Two unique frogs found in the Big Bend’s Chisos Mountains are the canyon tree frog and the spotted chirping frog. The canyon tree frog is mottled gray but can change color like a chameleon. Canyon tree frogs breed in mountain creeks, and the tadpoles develop inside the eggs, so little froglets hatch directly out of the egg. Because of this adaptation, they don’t need aquatic environments to breed, although they require some moisture, because of their thin skin. Populations of both of these mountain species appear healthy. “About the only thing might be acid rain fallout, but there doesn’t appear to be any of that,” Dayton says.

One relatively new problem is the invasion of bullfrogs. “They are an exotic species causing a lot of problems in the Southwest, but in Texas they are not as big of a problem,” Dayton says. Bullfrogs are native all the way to mid-Texas, but people introduced them to parts of western Texas. The problems bullfrogs cause are twofold. First, their tadpoles are good at out-competing native tadpoles. And then those that survive to adulthood often get eaten by adult bullfrogs, which are voracious.

Back in the East Texas woods, Saenz and I arrive at the last of the eight ponds, where most frogs are happy and thriving. I pull up one trap while Saenz grabs the other. I look inside and see one tadpole and several invertebrates. “What are these?” I ask.

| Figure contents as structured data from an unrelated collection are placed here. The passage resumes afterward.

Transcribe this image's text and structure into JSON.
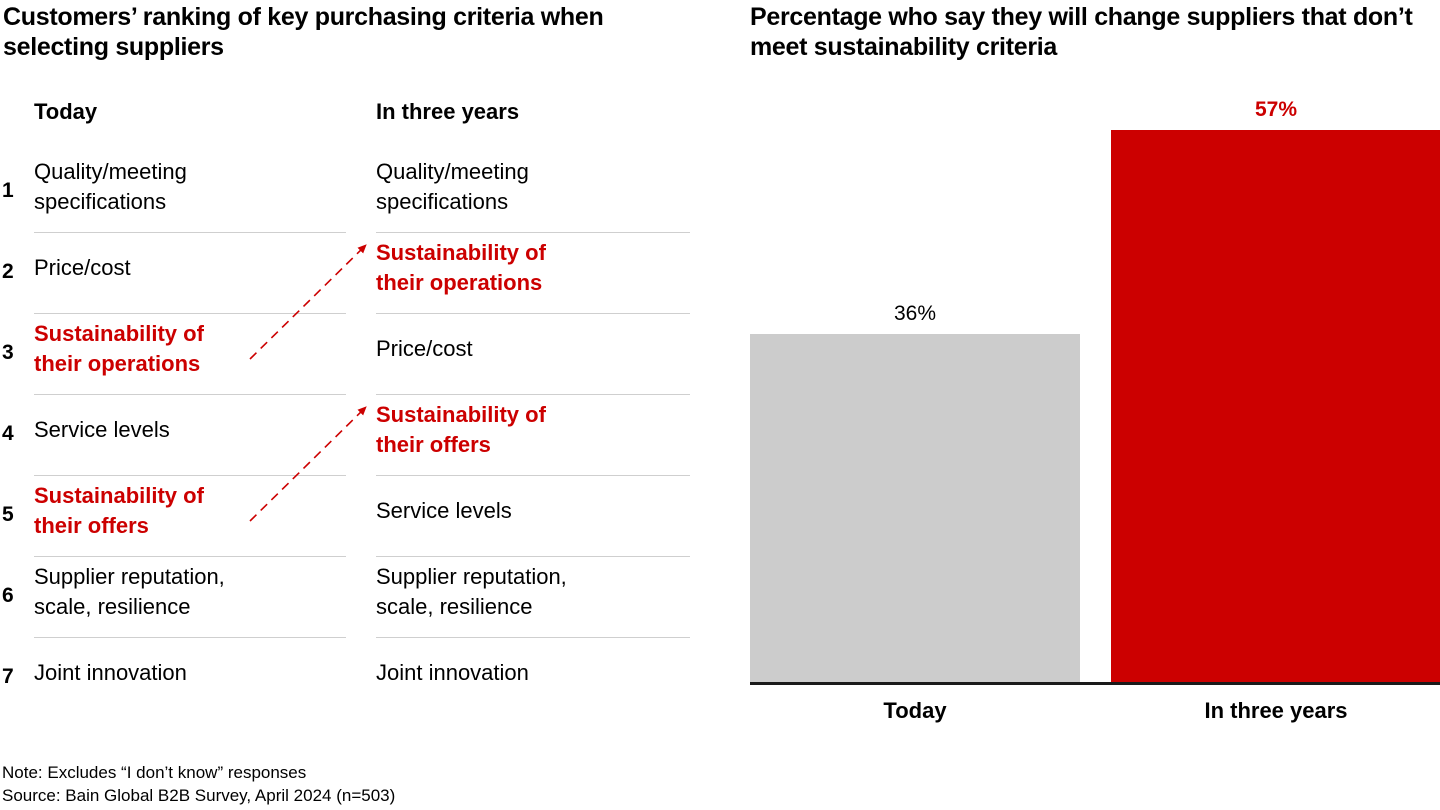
{
  "left_panel": {
    "title": "Customers’ ranking of key purchasing criteria when selecting suppliers",
    "columns": [
      "Today",
      "In three years"
    ],
    "ranks": [
      "1",
      "2",
      "3",
      "4",
      "5",
      "6",
      "7"
    ],
    "today": [
      {
        "text": "Quality/meeting specifications",
        "highlight": false
      },
      {
        "text": "Price/cost",
        "highlight": false
      },
      {
        "text": "Sustainability of their operations",
        "highlight": true
      },
      {
        "text": "Service levels",
        "highlight": false
      },
      {
        "text": "Sustainability of their offers",
        "highlight": true
      },
      {
        "text": "Supplier reputation, scale, resilience",
        "highlight": false
      },
      {
        "text": "Joint innovation",
        "highlight": false
      }
    ],
    "in_three_years": [
      {
        "text": "Quality/meeting specifications",
        "highlight": false
      },
      {
        "text": "Sustainability of their operations",
        "highlight": true
      },
      {
        "text": "Price/cost",
        "highlight": false
      },
      {
        "text": "Sustainability of their offers",
        "highlight": true
      },
      {
        "text": "Service levels",
        "highlight": false
      },
      {
        "text": "Supplier reputation, scale, resilience",
        "highlight": false
      },
      {
        "text": "Joint innovation",
        "highlight": false
      }
    ],
    "moves": [
      {
        "item": "Sustainability of their operations",
        "from_rank": 3,
        "to_rank": 2
      },
      {
        "item": "Sustainability of their offers",
        "from_rank": 5,
        "to_rank": 4
      }
    ]
  },
  "chart_data": {
    "type": "bar",
    "title": "Percentage who say they will change suppliers that don’t meet sustainability criteria",
    "categories": [
      "Today",
      "In three years"
    ],
    "values": [
      36,
      57
    ],
    "value_labels": [
      "36%",
      "57%"
    ],
    "colors": [
      "#cccccc",
      "#cc0000"
    ],
    "label_colors": [
      "#000000",
      "#cc0000"
    ],
    "xlabel": "",
    "ylabel": "",
    "ylim": [
      0,
      57
    ],
    "grid": false,
    "legend": "none"
  },
  "colors": {
    "accent": "#cc0000",
    "divider": "#cfcfcf",
    "text": "#000000"
  },
  "footer": {
    "note": "Note: Excludes “I don’t know” responses",
    "source": "Source: Bain Global B2B Survey, April 2024 (n=503)"
  }
}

There’s a dragonfly larvae about two inches long with sharp mouthparts. Then there’s a fierce beetle-looking creature. “That’s a giant water bug. They eat tadpoles and frogs,” Saenz tells me.

Oh my gosh!” I say, “Is that the one that sucks the guts out of living frogs?” I read about it in Annie Dillard’s Pulitzer Prize winning book, Pilgrim at Tinker Creek. They sneak up on them, inject them with a paralyzing poison that liquefies their guts, and then they suck them out with straw-like mouthparts. Pretty creepy. Pretty cool. Just as Dillard describes in the book, nature is always this way. What you observe will surprise and delight you when you take the time to look, listen, and learn.